While this is not Aravind’s first venture outside the country, the Bangladesh foray is the largest so far. The organisation has worked with individuals, non-government organisations and hospital chains overseas. The project in Bangladesh is its first instance of working at a national level.
Ravilla said Bangladesh, like India, has issues with inclusion and access to primary eye care.
“The allocation has been made for 40 centres and it has been decided where these will come up. The cost, being borne by the government, is estimated at $6,000-7,000 per centre. The idea is to strengthen the upazila (sub-district) hospitals where the infrastructure is present and so is the patient flow,” added Ravilla. The first batch of technicians, who will operate machinery and other functions at these centres in Bangladesh, will be trained in India for two months. Aravind will lend its real-time telemedicine application to the centres in Bangladesh, which will collect patient and, clinical information.

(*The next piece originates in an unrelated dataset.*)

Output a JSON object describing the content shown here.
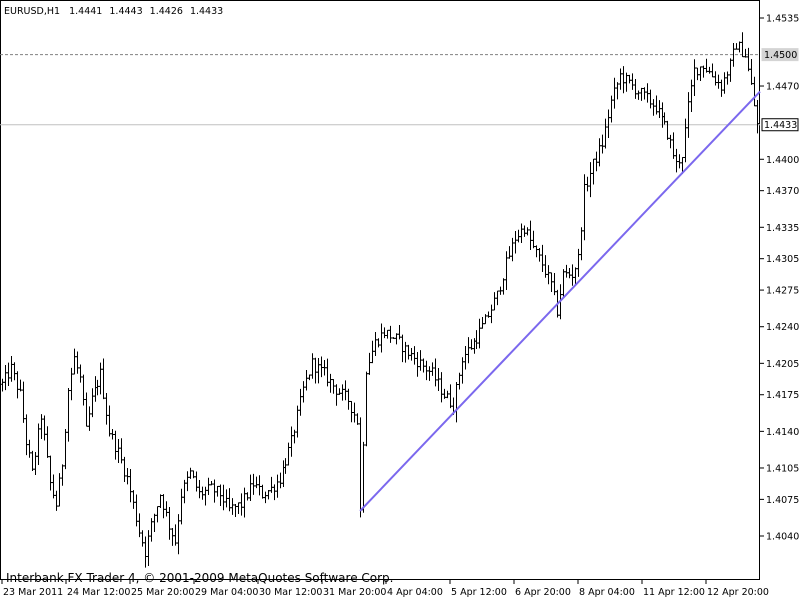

When the 200 centres in Bangladesh go online, Ravilla said each centre should be able to handle 20 patients a day at their peak.
This would mean 4,000 people could receive treatment for their eyes in a day and around 1.2 million people in a year.
“In terms of eye surgeries, Bangladesh has a lot of backlog. But if we take a conservative estimate that each centre can do 400 surgeries a year, that’s 80,000 surgeries,” adds Ravilla
Aravind Eye Care wants to help governments, especially in developing nations, to improve eye care.
“There is enough evidence to show that in the seven to eight million population that we are serving, we have created universal access to primary eye care,” added Ravilla.